6. Identify current U.S. nuclear export requirements, and examine what new requirements might be applied to current and future export agreements, and what measures must be taken to insure U.S. credibility as a nuclear supplier state.

7. Review current estimates of energy demand outside the United States, and assess the potential of non-nuclear alternatives to meet those needs.

8. Review congressional initiatives and suggest strategies for coordination of executive and legislative branch policies concerning nuclear export and non-proliferation.
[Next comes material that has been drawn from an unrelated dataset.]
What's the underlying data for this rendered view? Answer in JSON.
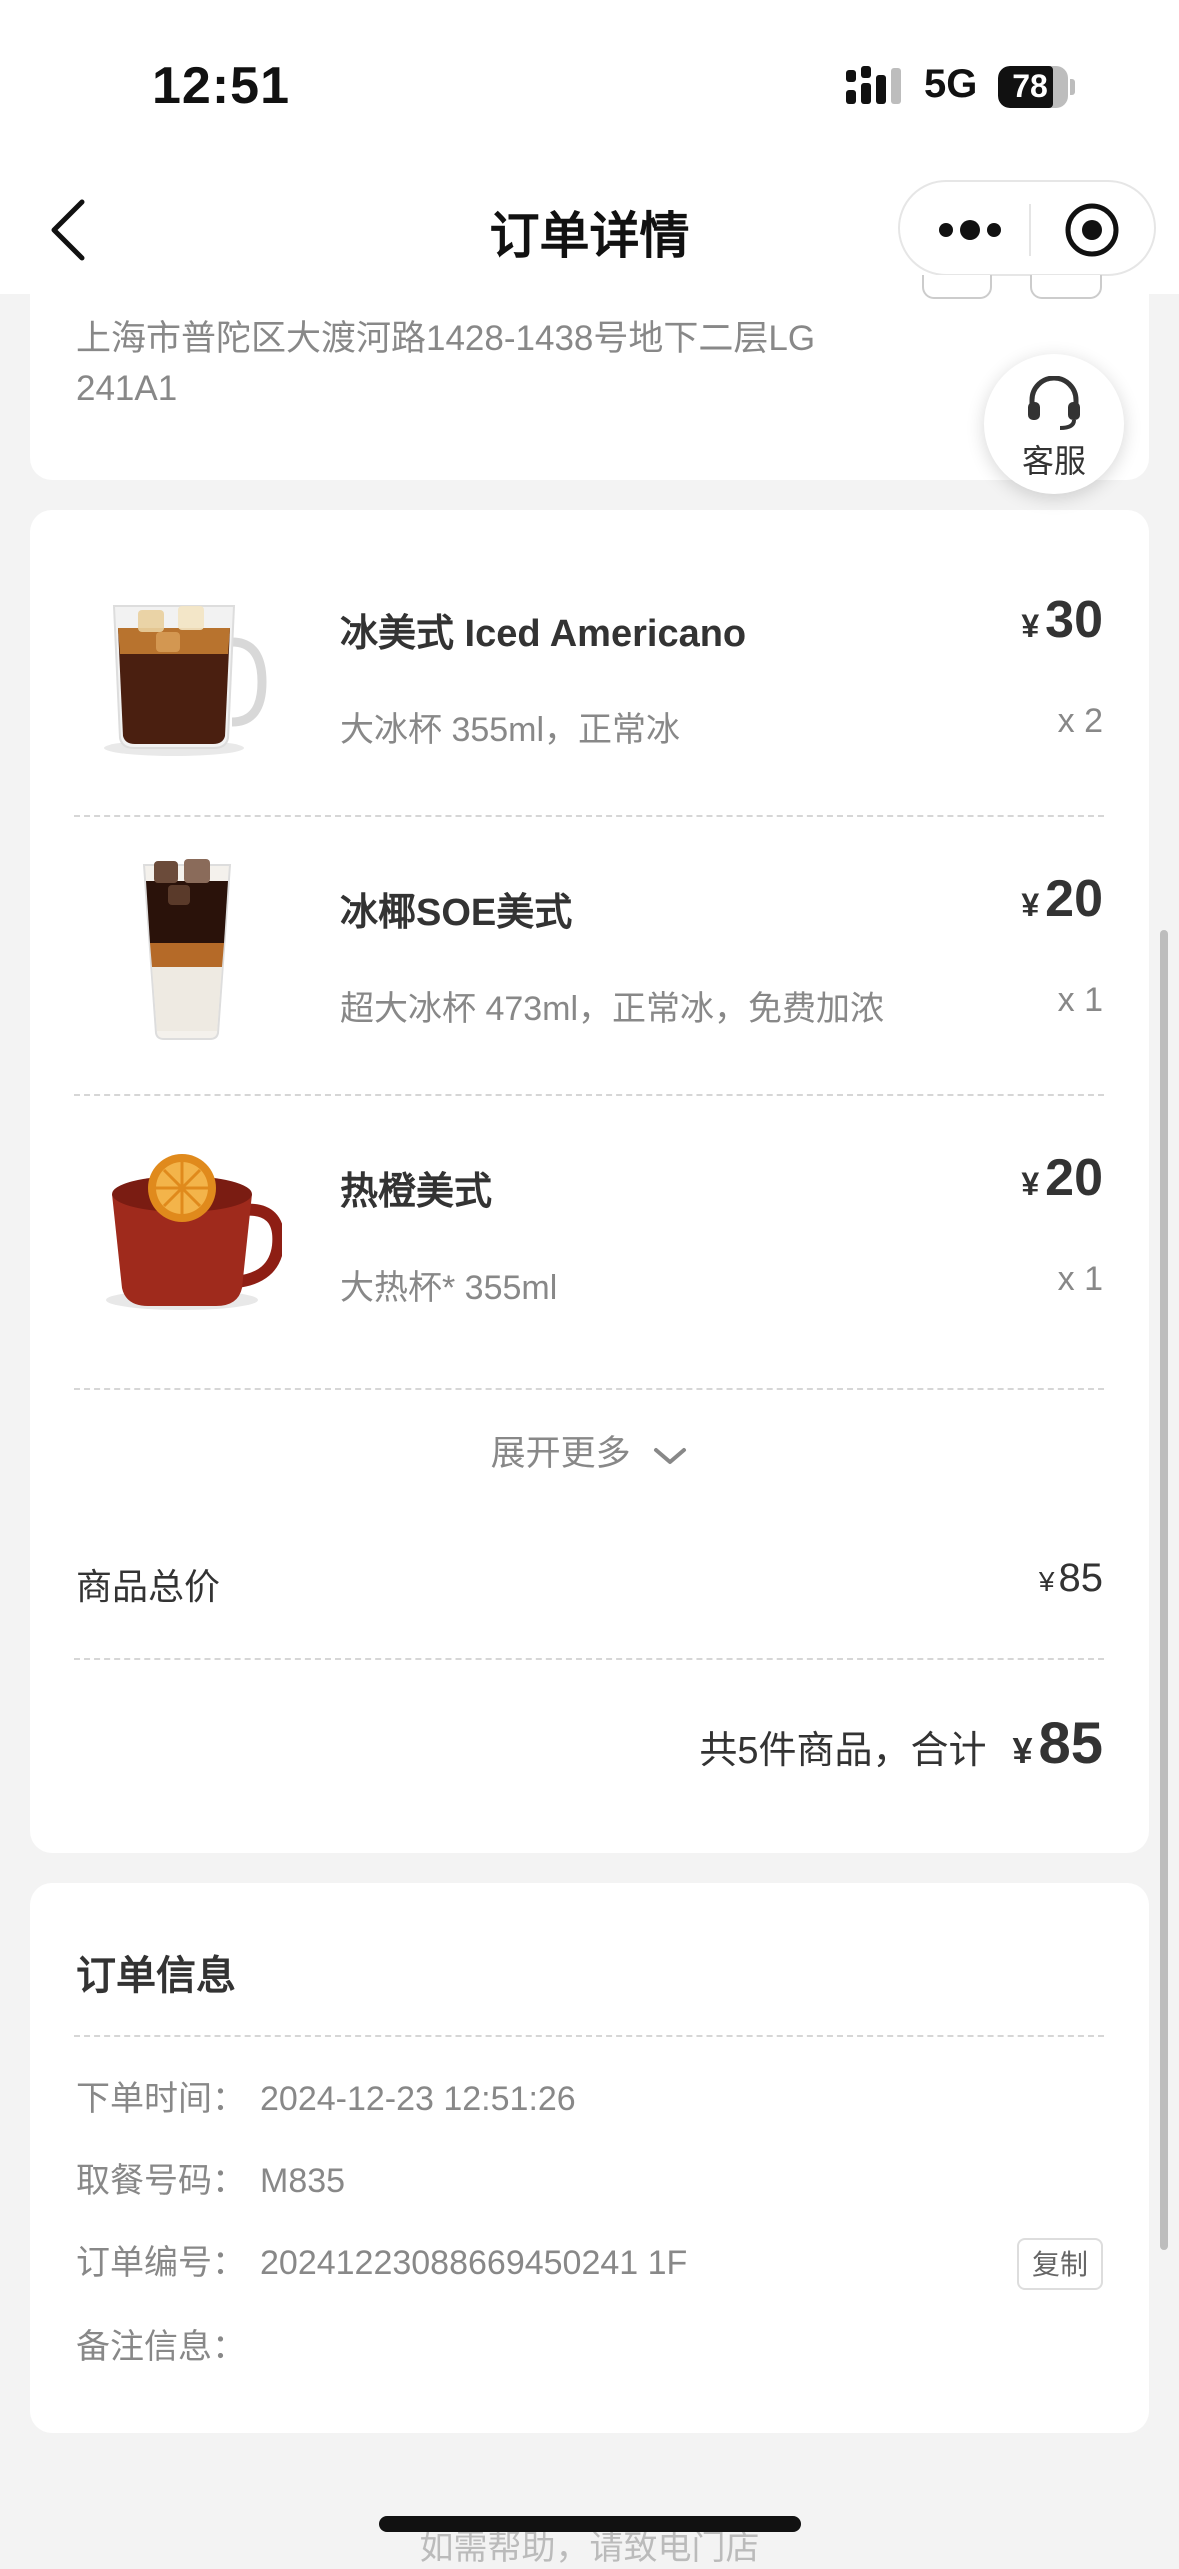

The review should be completed by February 28, 1977.

Zbigniew Brzezinski
  1. Source: National Archives, RG 383, Records of the Arms Control and Disarmament Agency, Office of the Director, Subject Files Pertaining to Presidential Review Memoranda and Directives, MEMCONS with Foreign Officials, and National Security Decision and Study Memoranda, May 1963–October 1980, Accession #383–98–0053, Box 1, Presidential Review Memorandum/NSC–15—Nuclear Non-Proliferation Policy, January–March 1977. Secret; Exdis.
  2. Ford stated on October 28 that in order to reduce the proliferation of nuclear materials, the “reprocessing and recycling of plutonium should not proceed, unless there is a sound reason to conclude that the world community can effectively overcome the associated risks of proliferation.” He promised that the United States would “greatly accelerate its diplomatic initiatives, in conjunction with nuclear supplier and consumer nations, to control the spread of plutonium and technologies for separating plutonium” and align its domestic and international positions by working “closely with other nations.” He concluded by calling for “all nations to recognize that their individual and collective interests are best served by internationally assured and safeguarded nuclear fuel supply, services, and storage” and to end their pursuit of “nuclear capabilities which are of doubtful economic value and have ominous implications for nuclear proliferation and instability in the world.” (Public Papers: Ford, 1976–77, pp. 2763–2778)
  3. The London Suppliers Group, or the Nuclear Supplier Group, founded in 1974 after India’s successful nuclear test, included the United States, the Soviet Union, the United Kingdom, Canada, the Federal Republic of Germany, France, and Japan. It met several times from 1974 to 1977 to set guidelines for the export of nuclear material to states that did not possess nuclear weapons.